I generate two univariate GARCH series using \(h_{t} = \omega + \alpha \varepsilon_{t - 1}^{2} + \beta h_{t - 1}\), each with ω = 0.000008, α = 0.1 and β = 0.85. This gives us an annual variance of 20%. These values are in line with the US stock market over the last 15 years of daily data. Then I induce a break in the middle of the sample (by increasing ω to 0.000032) such that in the second half of sample, variance doubles to 40%. This variance break size magnitude is typical of variance breaks that I found in the US stock market over the last 15 years of daily data. I use an overall sample size of 4000, which gives us 2000 observations on each side so we do not have to be concerned about the small sample bias. I use RATS software to estimate MGARCH by using 20 initial iterations of simplex algorithm then switching to BFGS algorithm. This is the standard way most researchers estimate MGARCH models. Using 5000 simulations, I found that the b21 and b12 element of BEKK parameters from Eqs. (3) and (4) was statistically significant 30% of the time using robust standard errors. This shows that researchers would find spurious volatility spillover 30% of the time although both series are generated independently. It is interesting to note that other simulations showed (not reported here) that bias substantially increases when I incorporate correlation among series, break size is increased or multiple breaks are incorporated.

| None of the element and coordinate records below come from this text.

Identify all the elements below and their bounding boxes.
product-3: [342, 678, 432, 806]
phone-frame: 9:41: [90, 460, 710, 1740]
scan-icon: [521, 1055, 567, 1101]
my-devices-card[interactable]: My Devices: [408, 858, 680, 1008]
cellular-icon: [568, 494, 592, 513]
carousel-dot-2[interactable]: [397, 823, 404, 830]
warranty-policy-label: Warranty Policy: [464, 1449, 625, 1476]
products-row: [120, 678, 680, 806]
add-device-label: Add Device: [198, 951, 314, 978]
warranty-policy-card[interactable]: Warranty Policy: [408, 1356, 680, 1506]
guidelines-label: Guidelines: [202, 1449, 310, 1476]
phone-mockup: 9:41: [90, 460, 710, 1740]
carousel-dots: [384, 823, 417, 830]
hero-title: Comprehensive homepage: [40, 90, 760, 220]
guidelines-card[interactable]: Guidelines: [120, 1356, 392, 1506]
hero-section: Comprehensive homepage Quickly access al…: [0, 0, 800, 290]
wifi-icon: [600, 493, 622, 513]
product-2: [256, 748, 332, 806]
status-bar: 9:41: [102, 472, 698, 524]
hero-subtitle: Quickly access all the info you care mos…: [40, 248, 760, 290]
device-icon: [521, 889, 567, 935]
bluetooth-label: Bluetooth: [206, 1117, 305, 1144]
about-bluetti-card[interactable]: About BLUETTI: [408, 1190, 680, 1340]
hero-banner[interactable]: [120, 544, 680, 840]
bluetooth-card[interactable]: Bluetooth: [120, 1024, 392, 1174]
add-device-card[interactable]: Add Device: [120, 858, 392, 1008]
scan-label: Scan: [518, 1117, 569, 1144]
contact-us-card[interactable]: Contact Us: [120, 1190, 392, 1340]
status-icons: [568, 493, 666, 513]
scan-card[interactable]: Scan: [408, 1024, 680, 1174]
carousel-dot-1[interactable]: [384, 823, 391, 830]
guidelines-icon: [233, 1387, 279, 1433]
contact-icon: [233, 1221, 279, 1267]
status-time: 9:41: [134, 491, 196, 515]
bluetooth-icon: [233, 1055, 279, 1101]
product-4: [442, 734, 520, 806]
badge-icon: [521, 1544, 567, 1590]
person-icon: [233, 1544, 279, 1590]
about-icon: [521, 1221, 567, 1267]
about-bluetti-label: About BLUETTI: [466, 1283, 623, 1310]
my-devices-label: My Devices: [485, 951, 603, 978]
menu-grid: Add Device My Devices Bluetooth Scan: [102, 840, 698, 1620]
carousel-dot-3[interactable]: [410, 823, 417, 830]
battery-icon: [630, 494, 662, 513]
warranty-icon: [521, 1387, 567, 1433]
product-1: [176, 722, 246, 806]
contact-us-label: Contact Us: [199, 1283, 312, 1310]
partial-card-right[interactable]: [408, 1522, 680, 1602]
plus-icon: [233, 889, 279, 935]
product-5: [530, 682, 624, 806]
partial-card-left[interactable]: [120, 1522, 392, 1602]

Finally, I re-estimate the same model 5000 times on the simulated returns with structural breaks but augment my model with dummy variable corresponding to the induced break point, replicating my approach in my earlier empirical analysis. I found the spurious volatility spillover effect to reduce from 30 to 1%, which is equal to the level of significance I used. These numbers show that adding dummy variable to account for structural breaks in volatility yields correct estimate for the volatility spillover effect.Footnote 8

7 Conclusion

This paper studies volatility spillover between major US equity sector returns utilizing bivariate GARCH models using daily data from April 2006 to March 2021. The modified ICSS algorithm is employed to identify significant structural breaks in volatility in sector index returns. My results show significant volatility spillover in both directions in each of the six estimated bivariate GARCH models if volatility breaks are ignored. However, after adjusting for structural breaks in volatility, I find significantly less volatility spillover effects and only one sector affects volatility of the other. I also report that average hedge ratios dramatically change and show less variability when volatility breaks are added in the bivariate GARCH model. The evidence suggests that my findings are possibility driven by cross-sector hedging by investors and possibly due to an estimation bias in the bivariate GARCH models because they typically overestimate the degree of volatility spillovers in the presence of structural breaks.

As quite a few financial assets are traded in the market based on these sector indexes, it is important that investors and policy makers make an accurate estimate of the extent of the volatility spillover that exists across these major sectors returns over time. I make a timely contribution as the importance of volatility spillover effects across financial markets have taken center stage due to the impact that the looming COVID-19 crisis has on financial markets across the globe.